International distribution contract: the problem of the applicable law

Luca Davini
Avvocato in Milan and Turin

In the general context of international contracts – and therefore also with reference to the international distribution contract – it is unfortunately frequent that economic operators do not perceive the importance of the problem linked to the choice of the applicable law, which is wrongly considered a matter of little relevance for the purposes of the “deal”.

Then, it does not help the placement traditionally attributed to the clause commonly called “Law applicable to the contract” which, together with the other fundamental clause relating to “Dispute Resolution”, is usually “relegated” at the end of all the most widespread contractual texts.

In fact, in order to be able to negotiate and conclude clear contracts that have a good chance of being executed “spontaneously”, so as to ensure the conclusion and success of the deal, the question of applicable law as well as that of dispute resolution should be taken into consideration before any other, thus “reversing”, at least ideally, the order of the clauses we have mentioned.

Having said that, coming to the substance of the matter, in most cases the best solution available to the parties will consist in identifying the applicable law in the contract itself, by introducing an express choice clause that provides alternatively, after the appropriate analysis of the main advantages and main counterindications of each choice, the law of one’s own country, the law of the counterpart’s country, the law of a third country or the so-called lex mercatoria.

In practice, however, it is very common for the contract to have nothing on this point because the parties, as mentioned, do not perceive the importance of the problem or because they have not been able to find a shared solution and have preferred not to “argue” on this aspect in order not to jeopardize the success of the negotiations, or because (erroneously) convinced that, having possibly inserted the choice of forum clause, this also brings with it the choice of applicable law.
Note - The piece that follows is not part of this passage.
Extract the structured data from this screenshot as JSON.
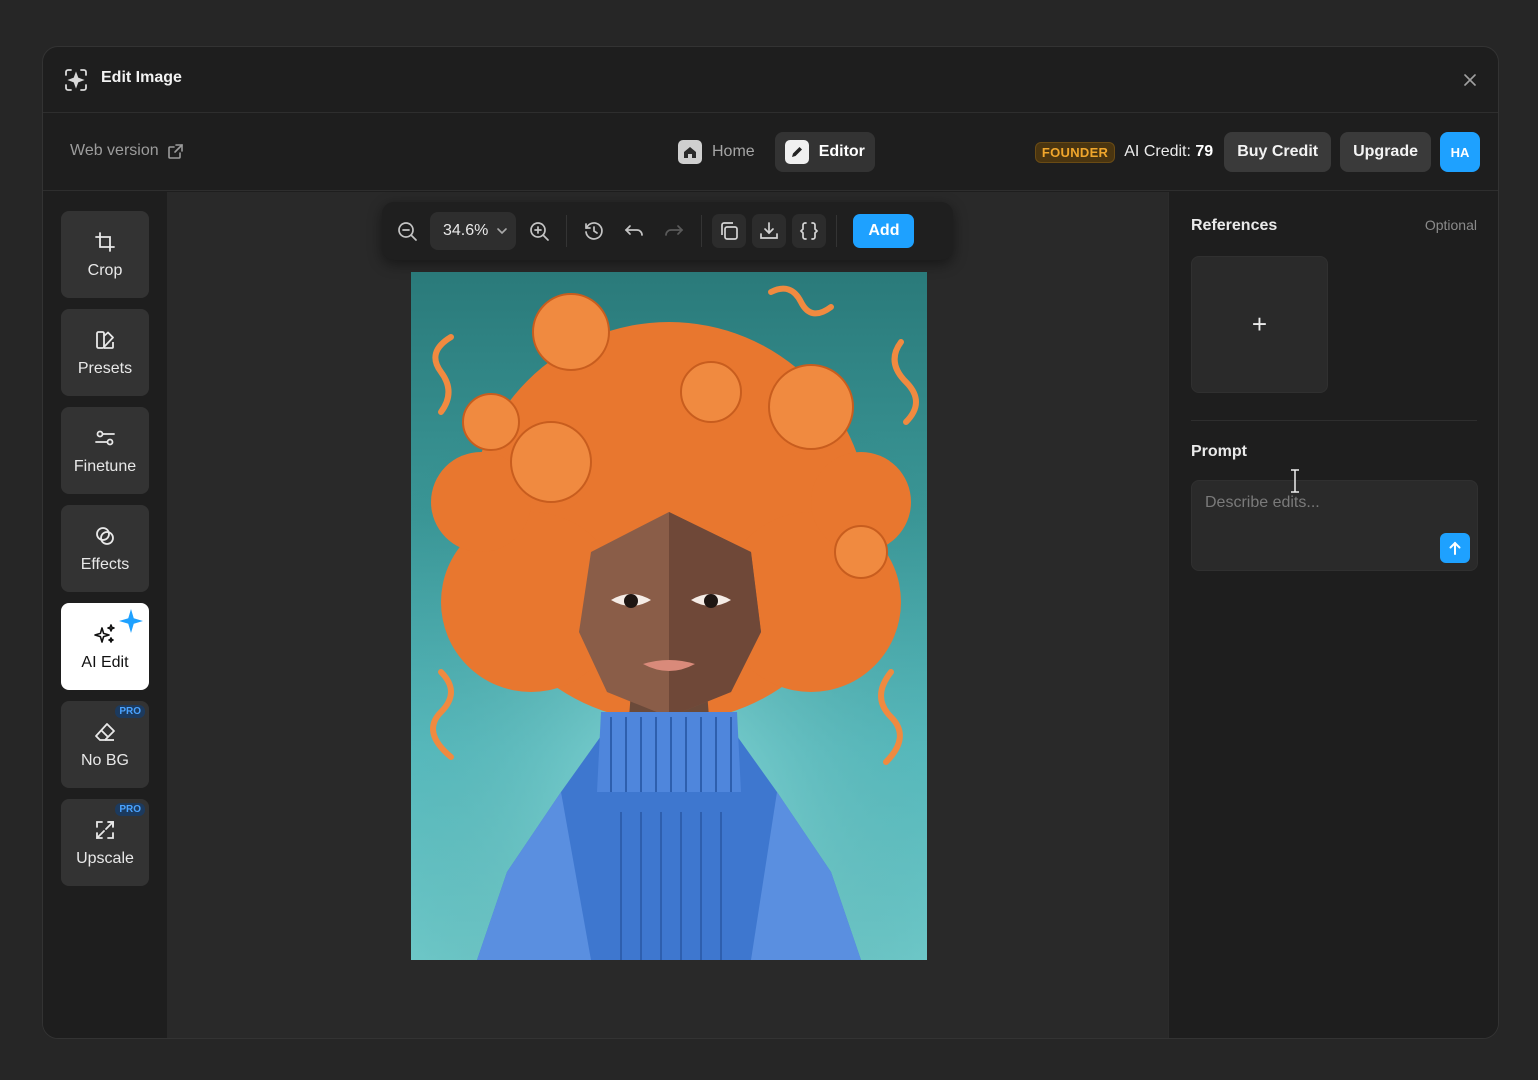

This situation of uncertainty will not always lead to good results, especially in cases of litigation due to non-fulfillment of one of the obligations borne by the parties or, in the event of the conclusion of the contract upon its expiry or due to early withdrawal by the supplier, if the distributor complains about the right to an indemnity, which was absolutely not taken into consideration by the supplier both at the time of signing the contract and during the relationship.

In fact, it should be borne in mind that, as regards an international distribution contract concluded between Parties based in the European Union, in the absence of choice, the law of the distributor’s country of residence will be applied, which could provide, as is the case for example in Belgium where there is a law on distribution or in Germany by analogy application of the rules on commercial agency, the right of the distributor to obtain a fair compensation for termination of the contract.

Finally, particular attention must be paid to the circumstance that, albeit generally – when the parties to an international distribution contract have opted for the choice of a specific law – they will be required to strictly observe all the mandatory rules of this law and they will not be required to comply with any mandatory regulations of other countries, there are exceptions in this regard.

In particular cases, in fact, the mandatory rules of the legal system that was excluded with the choice of the applicable law will still be applicable, especially with reference to those mandatory rules that are aimed at the protection of the “weak” contractor, as can be considered a distributor of goods or services.

In conclusion, from these brief hints, it clearly emerges that the problem of the law applicable to the distribution contract must be considered a question that is anything but marginal or purely theoretical, whose discussion and solution requires to be adequately investigated in the negotiation and stipulation phase of the contractual text in order to prevent future disputes and facilitate the conclusion and execution of the deal in absolute safety.